Buscamos con cuidado las Portadas para el recuerdo. Las grandes entrevistas, los reportajes inolvidables, los mejores A fondo …, las fotografías, las infografías, todo debía resumirse para que la memoria no olvidara el olor a la tinta y de las grandes noticias.

Como en la vieja escuela, en una libreta se idearon varias versiones de primera: algo estaba claro, ese día PANORAMA renunciaba a informar otra cosa más que su despedida. 

Escoger el título significó otro ejercicio importante: se trataba de una despedida, pero sin duda con una esperanza implícita, el retorno. ¡Hasta pronto! resultó el ganador. Cumplía con ambas premisas, además era la delicia del departamento de diseño que podía darle cuerpo y puntaje a la expresión.

La fotografía fue quizás la misión más importante. La primera idea era hacerlo frente a nuestra rotativa, del sitio que realmente deseábamos decirle ¡Hasta Pronto! Pero decidimos probar suerte en la emblemática fuente del edificio. Todos los departamentos, todos los empleados, toda la familia PANORAMA. Y por supuesto la luz y la esperanza captadas desde allí resultaron más atractivas.

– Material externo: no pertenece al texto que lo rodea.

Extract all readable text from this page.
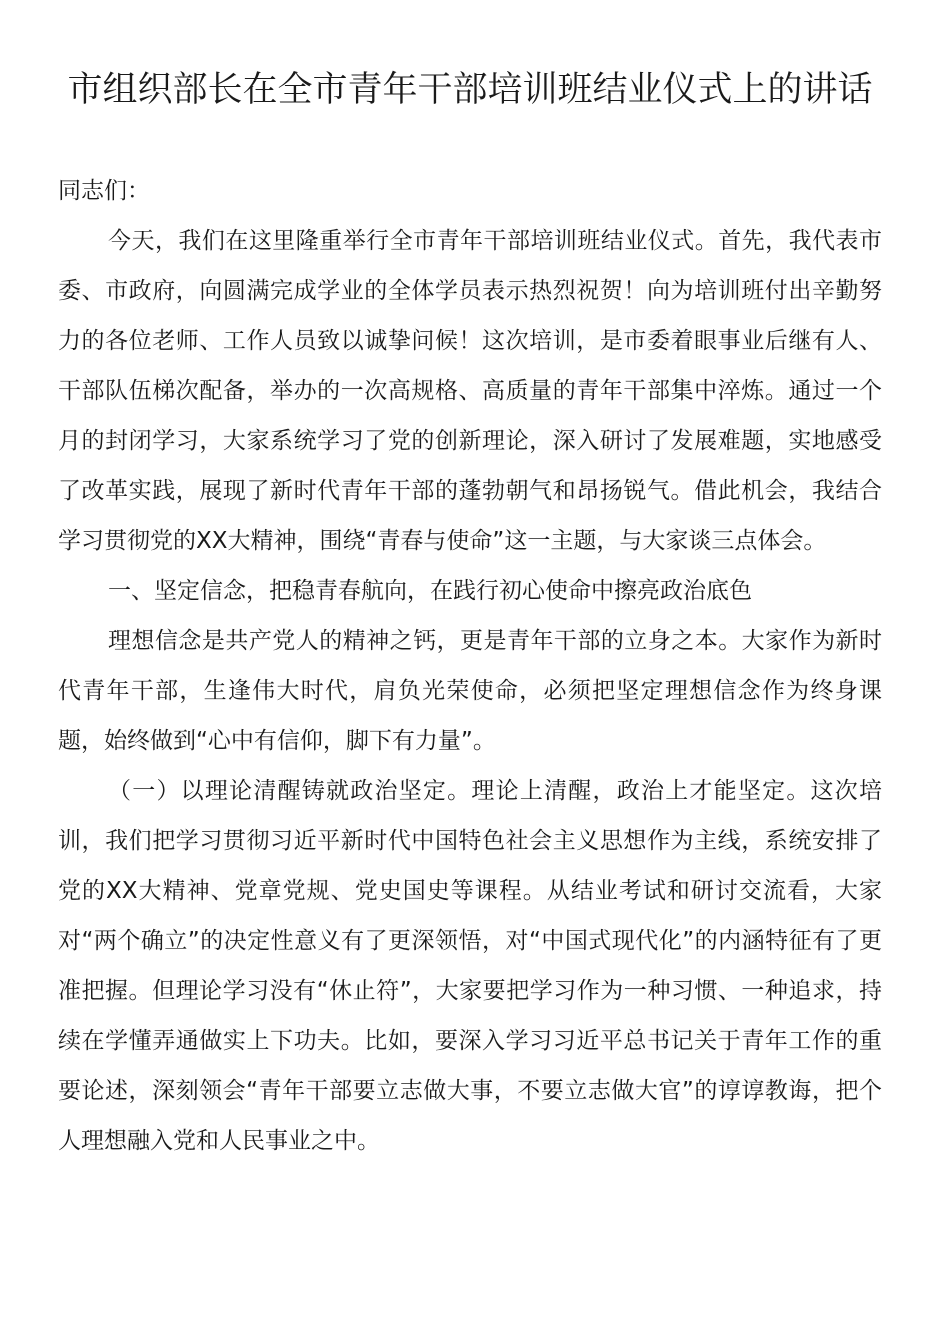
市组织部长在全市青年干部培训班结业仪式上的讲话

同志们：

今天，我们在这里隆重举行全市青年干部培训班结业仪式。首先，我代表市委、市政府，向圆满完成学业的全体学员表示热烈祝贺！向为培训班付出辛勤努力的各位老师、工作人员致以诚挚问候！这次培训，是市委着眼事业后继有人、干部队伍梯次配备，举办的一次高规格、高质量的青年干部集中淬炼。通过一个月的封闭学习，大家系统学习了党的创新理论，深入研讨了发展难题，实地感受了改革实践，展现了新时代青年干部的蓬勃朝气和昂扬锐气。借此机会，我结合学习贯彻党的XX大精神，围绕“青春与使命”这一主题，与大家谈三点体会。

一、坚定信念，把稳青春航向，在践行初心使命中擦亮政治底色

理想信念是共产党人的精神之钙，更是青年干部的立身之本。大家作为新时代青年干部，生逢伟大时代，肩负光荣使命，必须把坚定理想信念作为终身课题，始终做到“心中有信仰，脚下有力量”。

（一）以理论清醒铸就政治坚定。理论上清醒，政治上才能坚定。这次培训，我们把学习贯彻习近平新时代中国特色社会主义思想作为主线，系统安排了党的XX大精神、党章党规、党史国史等课程。从结业考试和研讨交流看，大家对“两个确立”的决定性意义有了更深领悟，对“中国式现代化”的内涵特征有了更准把握。但理论学习没有“休止符”，大家要把学习作为一种习惯、一种追求，持续在学懂弄通做实上下功夫。比如，要深入学习习近平总书记关于青年工作的重要论述，深刻领会“青年干部要立志做大事，不要立志做大官”的谆谆教诲，把个人理想融入党和人民事业之中。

Definidos todos los contenidos internos, el diseño de cada página, las voces de todas las personalidades, concluido el editorial, revisadas las leyendas, ordenados los navegadores, solo quedaba un reto más: los tiempos de entrega.


La edición debía circular temprano porque la flota de vehículos para la distribución ya sufría los embates de la crisis de la gasolina en la ciudad  y además los cortes eléctricos afectaban el horario de impresión. Ese monumental esfuerzo de síntesis histórica debía además entregarse en tiempo récord.


¡Y así fue! Nunca en una Sala de Redacción, para una noticia tan desalentadora, tantos periodistas se empeñaron en sacar adelante. No hubo página o texto, o imagen o breve que no contara con dos y tres miradas. No hubo tiempo para cochino, solo para cumplir con el último gran compromiso con producción, ese departamento con el que generalmente batallábamos en guerras interminables, ese día, el último, no hubo quejas ni reclamos.

Redacción, Producción, Comerciales, todos los departamentos cumplieron. 


Al finalizar la impresión, y agotarse la edición, quedó entonces el sabor del deber cumplido y la sensación de que nuevos retos debían ser asumidos para seguir en la tarea de llevarles, como siempre, las últimas de hoy.